Last May, Cape Coral heralded the possibility of its first major economic development coup - an athletic complex designed for national and international competition with subsequent phases to include a 300-room hotel and convention center.
The "Concourse at Cape Coral" would include competitive-standard Olympic swimming pools, stadium seating for up to 10,000 spectators, a national swimming hall of fame, 20-court competitive tennis facility, and all of the related retail and business amenities. The annual economic impact was estimated at $21,459,496 if only a dozen major events were held at the center yearly. Add in indirect impacts and the number climbs to $35,837,356 with $358,783 in additional bed tax revenue and $1,287,568 in additional sales tax funds bumping the total.
Nine months later, the project is slipping away, stymied by a tight timetable, a much-higher-than-expected price tag for site improvements, and a change in the political makeup on the Cape Coral City Council.
While the city has little control over external project deadlines and demands for pricey infrastructure improvements to the 180-acre parcel the city bought in hope of fostering the development of an "academic village" complex north of Pine Island Road, it does have control over its own priorities. It is here that we are puzzled: With council - this new council - setting economic development and the economy as its No. 1 priority in December, why the dithering over a regional prize that very likely will slip across the river where officials understand that economic development is not another strip mall?
As we said last year when former council member Dolores Bertonlini brought the National Swimming Center Corporation to the table, the Cape needs to pursue this project aggressively as it is exactly the type of project for which towns and counties compete: A non-polluting, community-branding enterprise that brings new money into the community and the region.
That's the definition of economic development and yes, while very supportive of the Cape's dibs on the project, Lee County officials have been open concerning their interest in picking up the proposal, perhaps for City of Palms Park, should the city pass.
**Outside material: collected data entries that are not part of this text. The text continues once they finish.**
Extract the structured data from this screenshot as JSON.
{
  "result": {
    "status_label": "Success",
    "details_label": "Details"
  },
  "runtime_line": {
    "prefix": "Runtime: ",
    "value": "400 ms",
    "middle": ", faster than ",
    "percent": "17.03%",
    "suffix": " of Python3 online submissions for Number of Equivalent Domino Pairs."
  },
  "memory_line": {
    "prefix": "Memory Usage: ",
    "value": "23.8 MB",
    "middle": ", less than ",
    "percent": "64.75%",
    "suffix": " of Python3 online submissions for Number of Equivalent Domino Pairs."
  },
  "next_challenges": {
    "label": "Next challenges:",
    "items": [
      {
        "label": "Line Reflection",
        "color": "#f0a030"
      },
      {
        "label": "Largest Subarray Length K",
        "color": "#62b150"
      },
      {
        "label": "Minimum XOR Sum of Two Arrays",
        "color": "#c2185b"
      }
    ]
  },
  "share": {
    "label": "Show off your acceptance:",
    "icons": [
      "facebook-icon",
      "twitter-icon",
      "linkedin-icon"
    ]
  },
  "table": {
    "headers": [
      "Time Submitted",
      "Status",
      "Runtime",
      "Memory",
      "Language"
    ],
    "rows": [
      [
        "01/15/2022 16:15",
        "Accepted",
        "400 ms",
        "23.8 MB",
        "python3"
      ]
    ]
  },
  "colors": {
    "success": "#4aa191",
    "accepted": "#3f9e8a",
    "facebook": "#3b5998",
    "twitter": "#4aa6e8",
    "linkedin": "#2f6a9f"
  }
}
We suggest a couple of things.
One, it's apparent that the city needs some help here, and we're not just talking about financial aid to help offset the $5 million cash contribution plus another $22 million or so for site prep, utilities, and wetlands mitigation to make the property at Kismet construction ready.
The city needs expertise and, fortunately, Lee County has a bank of applicable professional knowledge available. The Lee County Sports Authority has been involved in the project since the National Swimming Center Corporation put its feelers out for interest here. This entity serves all of Lee County
So does the county's Economic Development Office, whose officials have been vocal in their professed promotion of Lee in its entirety, including the various municipalities.
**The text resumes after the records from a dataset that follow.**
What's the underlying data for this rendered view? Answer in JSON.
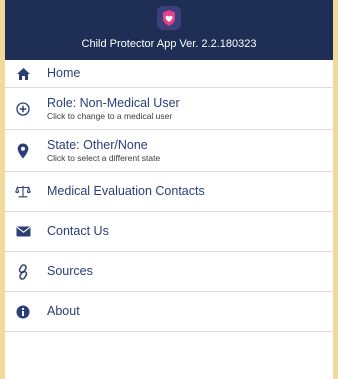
{
  "header": {
    "title": "Child Protector App Ver. 2.2.180323",
    "logo_icon": "shield-heart-icon"
  },
  "menu": {
    "home": {
      "label": "Home",
      "icon": "home-icon"
    },
    "role": {
      "label": "Role: Non-Medical User",
      "sub": "Click to change to a medical user",
      "icon": "plus-circle-icon"
    },
    "state": {
      "label": "State: Other/None",
      "sub": "Click to select a different state",
      "icon": "map-pin-icon"
    },
    "contacts": {
      "label": "Medical Evaluation Contacts",
      "icon": "scales-icon"
    },
    "contact_us": {
      "label": "Contact Us",
      "icon": "envelope-icon"
    },
    "sources": {
      "label": "Sources",
      "icon": "link-icon"
    },
    "about": {
      "label": "About",
      "icon": "info-icon"
    }
  },
  "colors": {
    "header_bg": "#1f2e55",
    "accent": "#2b3f77",
    "outer_bg": "#f5dfa8"
  }
}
The city must - must - reach out to the county for some professional help and analysis. There is no time to waste and indeed, the window of opportunity is closing due to the National Swimming Center Corporation's intent to have the gates of what it intends to be its flagship location open for business within two years.
Make the call, ask for staff-level assistance. At least two Lee County commissioners, Ray Judah and Tammy Hall, have already given the city their support on this endeavor, saying on the financial side they would favor contributing a $4.5 million giveback from Florida Gulf Coast University for its swimming pool to the Concourse at Cape Coral project.
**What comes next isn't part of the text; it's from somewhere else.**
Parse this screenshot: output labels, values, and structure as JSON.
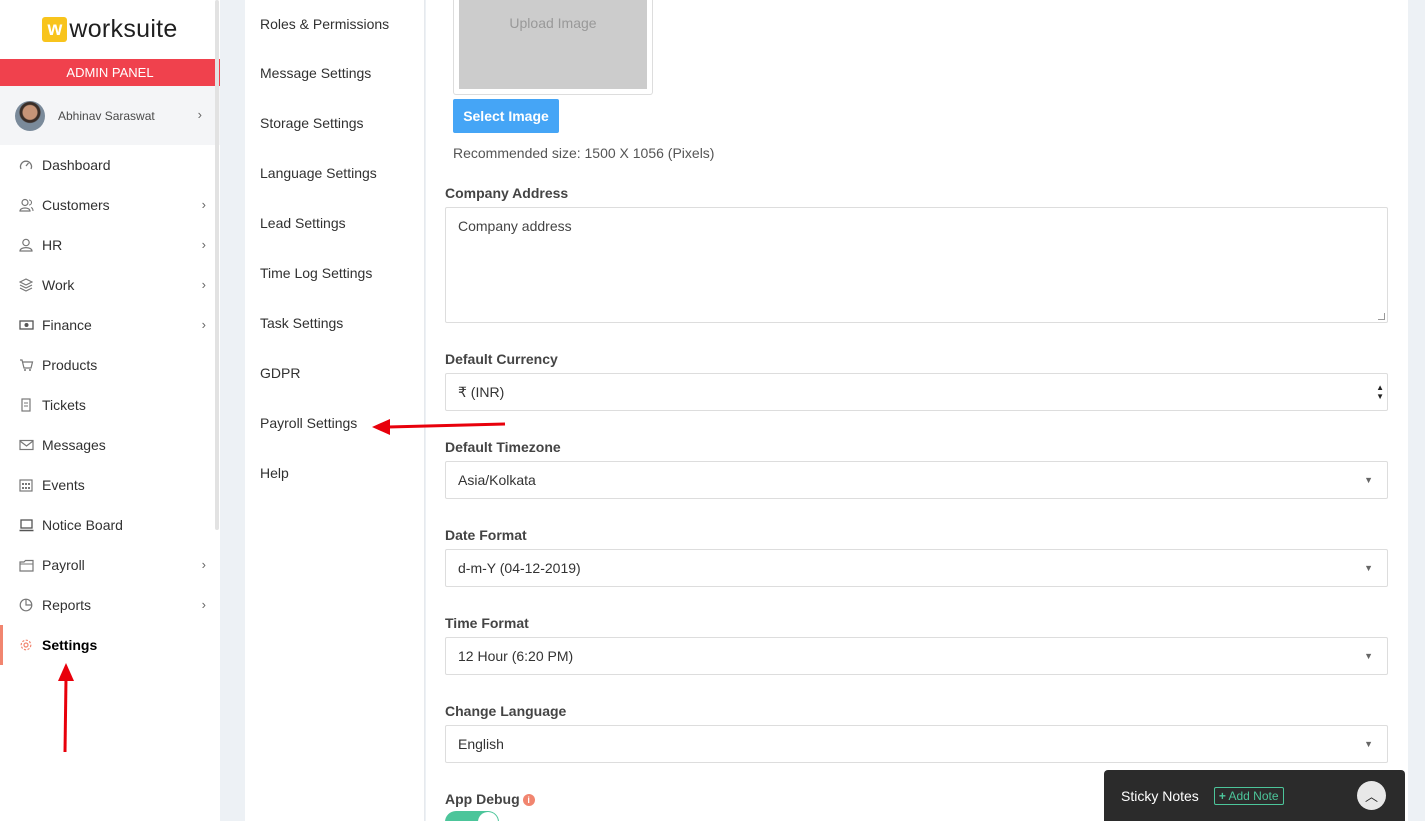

Tap the resources and support at hand. Make the effort to "keep it in the Cape."
Two, understand that economic development is never going to come cheap. The arena is too competitive and the incentives that entice mean money on the table - infrastructure, cash, tax breaks and the like - because long-term, that investment comes back if you have chosen wisely. In this case, the incentives are cash and the cost of getting the site construction-ready with utilities and the preparation needed to comply with environmental constraints and Army Corp of Engineers requirements. With the county's help, weigh the return on that requested investment. Then buck up or give up on economic development.
Let's get moving or let's get out of the way. We've wasted enough time - and taxpayer money - on lip service and politics-based rhetoric.